Vo is currently studying for his Master's degree in Mechanical Engineering, after earning his undergraduate degree in December 2021. He said the team featured a mix of graduate and undergraduate students.

“We structured our team based on personal preference,” he said. “Whenever we looked at our project together, we would try to find which team member wanted to do which part. I liked doing the business side, so I focused on that, but other team members like focusing on the technology, or looking at the market and what was valuable there.”

Ideally, Vo said he would like to one day start a company, so he found Burleson's class and the entrepreneurship competition especially valuable.

“I think it's a great class,” he said, adding that it provided a look at all of the aspects of a company, as opposed to a more focused, singular view that you get by doing an internship.

“A lot of the times, I saw myself in my internship working on different pieces, like not knowing what the legal process is and why things work in certain ways. Taking this class, it really gives you that perspective.
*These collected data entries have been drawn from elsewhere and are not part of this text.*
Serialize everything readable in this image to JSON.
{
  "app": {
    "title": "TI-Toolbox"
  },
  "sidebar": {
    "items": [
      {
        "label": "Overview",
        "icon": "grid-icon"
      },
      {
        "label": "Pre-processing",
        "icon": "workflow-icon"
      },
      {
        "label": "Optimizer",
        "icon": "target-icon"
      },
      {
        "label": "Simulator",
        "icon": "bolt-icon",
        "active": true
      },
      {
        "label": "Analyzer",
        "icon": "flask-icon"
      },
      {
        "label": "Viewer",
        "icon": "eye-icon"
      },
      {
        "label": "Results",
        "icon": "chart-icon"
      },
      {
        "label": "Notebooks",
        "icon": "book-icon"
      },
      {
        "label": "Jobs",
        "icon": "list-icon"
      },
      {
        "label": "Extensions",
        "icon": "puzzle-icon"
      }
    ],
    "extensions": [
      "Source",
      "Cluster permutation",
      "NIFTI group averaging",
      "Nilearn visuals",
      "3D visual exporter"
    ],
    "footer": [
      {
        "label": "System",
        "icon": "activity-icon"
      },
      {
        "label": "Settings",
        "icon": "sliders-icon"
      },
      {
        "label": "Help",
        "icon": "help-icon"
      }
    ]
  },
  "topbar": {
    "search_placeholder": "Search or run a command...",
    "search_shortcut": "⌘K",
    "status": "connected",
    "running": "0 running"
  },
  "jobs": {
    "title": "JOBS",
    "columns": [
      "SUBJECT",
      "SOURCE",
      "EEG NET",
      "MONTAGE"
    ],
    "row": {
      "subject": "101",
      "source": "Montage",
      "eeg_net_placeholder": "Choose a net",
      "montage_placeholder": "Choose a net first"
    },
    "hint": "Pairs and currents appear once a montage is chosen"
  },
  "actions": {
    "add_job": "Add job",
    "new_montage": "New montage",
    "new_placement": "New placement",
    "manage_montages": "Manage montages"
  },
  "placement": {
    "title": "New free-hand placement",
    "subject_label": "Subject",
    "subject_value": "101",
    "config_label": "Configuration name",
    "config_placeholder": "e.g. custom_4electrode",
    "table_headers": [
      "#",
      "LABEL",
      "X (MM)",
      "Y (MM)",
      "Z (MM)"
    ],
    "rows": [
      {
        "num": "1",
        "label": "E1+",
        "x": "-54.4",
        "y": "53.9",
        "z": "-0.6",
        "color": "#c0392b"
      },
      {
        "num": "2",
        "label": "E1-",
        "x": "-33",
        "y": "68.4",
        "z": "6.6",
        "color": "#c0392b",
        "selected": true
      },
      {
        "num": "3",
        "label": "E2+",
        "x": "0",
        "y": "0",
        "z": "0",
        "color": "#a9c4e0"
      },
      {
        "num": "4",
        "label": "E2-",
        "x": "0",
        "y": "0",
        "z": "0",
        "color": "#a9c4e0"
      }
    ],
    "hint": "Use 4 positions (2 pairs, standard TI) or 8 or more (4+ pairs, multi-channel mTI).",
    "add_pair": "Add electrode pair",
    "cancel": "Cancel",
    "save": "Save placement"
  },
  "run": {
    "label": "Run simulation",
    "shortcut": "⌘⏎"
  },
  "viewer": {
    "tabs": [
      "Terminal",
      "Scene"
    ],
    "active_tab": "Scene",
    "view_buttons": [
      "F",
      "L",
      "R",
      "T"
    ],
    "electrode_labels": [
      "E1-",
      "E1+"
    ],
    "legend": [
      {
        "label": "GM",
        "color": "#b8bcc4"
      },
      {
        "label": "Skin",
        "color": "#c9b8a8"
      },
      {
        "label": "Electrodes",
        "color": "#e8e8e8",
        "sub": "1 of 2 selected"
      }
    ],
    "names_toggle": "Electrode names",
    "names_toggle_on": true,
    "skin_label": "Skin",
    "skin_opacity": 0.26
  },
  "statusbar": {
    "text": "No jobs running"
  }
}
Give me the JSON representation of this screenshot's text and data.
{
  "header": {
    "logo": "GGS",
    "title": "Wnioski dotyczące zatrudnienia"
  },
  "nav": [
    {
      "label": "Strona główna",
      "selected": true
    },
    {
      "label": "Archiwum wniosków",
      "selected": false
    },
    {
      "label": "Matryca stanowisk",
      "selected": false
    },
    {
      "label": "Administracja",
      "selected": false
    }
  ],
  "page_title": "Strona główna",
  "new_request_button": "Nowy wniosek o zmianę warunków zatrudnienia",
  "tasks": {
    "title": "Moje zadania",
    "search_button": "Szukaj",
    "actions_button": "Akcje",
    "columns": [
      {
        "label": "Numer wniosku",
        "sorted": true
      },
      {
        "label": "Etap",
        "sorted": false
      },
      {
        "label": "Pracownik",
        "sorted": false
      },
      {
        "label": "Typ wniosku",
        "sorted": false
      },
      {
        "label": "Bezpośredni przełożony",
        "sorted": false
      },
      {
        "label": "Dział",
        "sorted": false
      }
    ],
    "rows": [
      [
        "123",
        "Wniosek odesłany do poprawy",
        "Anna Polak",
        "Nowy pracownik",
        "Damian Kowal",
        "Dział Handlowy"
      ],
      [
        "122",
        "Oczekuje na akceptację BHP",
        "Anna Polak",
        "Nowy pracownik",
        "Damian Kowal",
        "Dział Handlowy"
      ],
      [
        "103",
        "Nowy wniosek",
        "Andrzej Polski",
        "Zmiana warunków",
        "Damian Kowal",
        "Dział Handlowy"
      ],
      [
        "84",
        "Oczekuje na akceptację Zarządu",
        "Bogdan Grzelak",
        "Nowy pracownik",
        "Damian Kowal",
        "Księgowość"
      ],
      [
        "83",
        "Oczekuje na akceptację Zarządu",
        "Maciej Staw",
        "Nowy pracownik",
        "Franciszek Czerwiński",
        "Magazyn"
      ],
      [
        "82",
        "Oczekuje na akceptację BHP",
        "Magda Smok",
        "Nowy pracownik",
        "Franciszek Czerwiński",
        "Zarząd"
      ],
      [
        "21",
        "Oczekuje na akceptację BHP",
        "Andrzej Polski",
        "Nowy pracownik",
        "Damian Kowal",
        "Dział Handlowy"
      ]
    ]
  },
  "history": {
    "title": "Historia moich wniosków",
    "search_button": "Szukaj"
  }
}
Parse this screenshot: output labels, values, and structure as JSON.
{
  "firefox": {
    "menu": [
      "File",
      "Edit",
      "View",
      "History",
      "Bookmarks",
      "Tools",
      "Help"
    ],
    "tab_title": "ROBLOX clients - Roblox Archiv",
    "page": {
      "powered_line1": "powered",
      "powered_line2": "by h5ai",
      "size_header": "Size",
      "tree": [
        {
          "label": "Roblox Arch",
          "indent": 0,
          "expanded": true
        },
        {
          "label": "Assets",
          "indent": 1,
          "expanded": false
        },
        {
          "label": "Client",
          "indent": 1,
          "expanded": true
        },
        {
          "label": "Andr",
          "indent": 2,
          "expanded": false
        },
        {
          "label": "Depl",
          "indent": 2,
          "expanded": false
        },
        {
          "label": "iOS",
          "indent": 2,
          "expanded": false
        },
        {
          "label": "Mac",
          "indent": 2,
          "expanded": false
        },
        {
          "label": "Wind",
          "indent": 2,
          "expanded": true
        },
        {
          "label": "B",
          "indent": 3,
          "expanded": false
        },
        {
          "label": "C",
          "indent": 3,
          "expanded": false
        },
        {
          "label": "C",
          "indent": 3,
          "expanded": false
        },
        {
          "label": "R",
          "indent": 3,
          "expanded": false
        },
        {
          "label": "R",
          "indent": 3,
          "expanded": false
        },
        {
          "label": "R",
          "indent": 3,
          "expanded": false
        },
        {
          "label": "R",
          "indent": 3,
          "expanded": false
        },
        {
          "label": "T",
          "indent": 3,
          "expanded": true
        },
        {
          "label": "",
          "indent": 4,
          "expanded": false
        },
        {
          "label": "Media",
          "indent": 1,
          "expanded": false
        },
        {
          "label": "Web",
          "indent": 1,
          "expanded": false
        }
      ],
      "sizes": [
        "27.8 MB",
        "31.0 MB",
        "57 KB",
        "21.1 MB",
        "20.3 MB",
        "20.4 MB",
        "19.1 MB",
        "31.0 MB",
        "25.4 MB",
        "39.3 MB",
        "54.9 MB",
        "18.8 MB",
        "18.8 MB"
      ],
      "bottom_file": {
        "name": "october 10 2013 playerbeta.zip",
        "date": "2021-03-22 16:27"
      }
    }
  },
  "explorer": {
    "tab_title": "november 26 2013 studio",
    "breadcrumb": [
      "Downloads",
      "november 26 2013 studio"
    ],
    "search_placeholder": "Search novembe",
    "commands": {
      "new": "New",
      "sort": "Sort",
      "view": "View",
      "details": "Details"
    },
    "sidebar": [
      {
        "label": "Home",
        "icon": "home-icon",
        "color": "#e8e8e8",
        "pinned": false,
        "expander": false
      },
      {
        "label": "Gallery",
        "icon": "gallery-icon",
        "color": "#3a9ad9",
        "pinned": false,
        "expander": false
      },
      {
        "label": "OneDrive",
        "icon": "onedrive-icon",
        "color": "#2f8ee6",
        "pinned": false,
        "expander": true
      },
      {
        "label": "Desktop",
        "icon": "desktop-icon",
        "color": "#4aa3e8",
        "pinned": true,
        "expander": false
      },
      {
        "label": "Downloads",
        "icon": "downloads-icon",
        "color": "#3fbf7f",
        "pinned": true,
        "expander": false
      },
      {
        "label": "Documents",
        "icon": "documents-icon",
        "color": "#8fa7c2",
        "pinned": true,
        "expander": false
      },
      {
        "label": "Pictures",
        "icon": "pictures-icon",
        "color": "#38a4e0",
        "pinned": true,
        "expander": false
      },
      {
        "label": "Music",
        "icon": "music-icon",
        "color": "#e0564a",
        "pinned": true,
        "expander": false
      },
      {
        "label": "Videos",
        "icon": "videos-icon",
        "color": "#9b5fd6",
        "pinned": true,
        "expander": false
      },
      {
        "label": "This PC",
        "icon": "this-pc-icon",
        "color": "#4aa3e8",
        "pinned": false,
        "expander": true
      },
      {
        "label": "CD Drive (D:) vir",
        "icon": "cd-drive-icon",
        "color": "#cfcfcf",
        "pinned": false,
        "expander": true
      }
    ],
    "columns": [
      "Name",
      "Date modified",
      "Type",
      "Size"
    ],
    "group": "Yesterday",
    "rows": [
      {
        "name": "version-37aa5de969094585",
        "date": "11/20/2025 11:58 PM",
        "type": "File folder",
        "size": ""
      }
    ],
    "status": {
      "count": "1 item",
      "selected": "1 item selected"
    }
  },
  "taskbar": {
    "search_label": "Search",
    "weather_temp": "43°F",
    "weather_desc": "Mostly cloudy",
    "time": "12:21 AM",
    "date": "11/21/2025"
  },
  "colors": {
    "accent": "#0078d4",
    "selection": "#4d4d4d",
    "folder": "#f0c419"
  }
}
In the future, I'd like to make something on my own, and I think this class really helped me in that regard.”

When it came to the results of this group project at the Battle of the Classes, Vo said the team was surprised and pleased with the results.

“We were really excited, and a little shocked and surprised,” he said. “Our intention from the beginning was to submit for the first round, and we didn't think we would win that either.”

When asked what grade they got for the project, Vo laughed and said, “We did get a 100 percent. I think we tried our best to work hard on it.”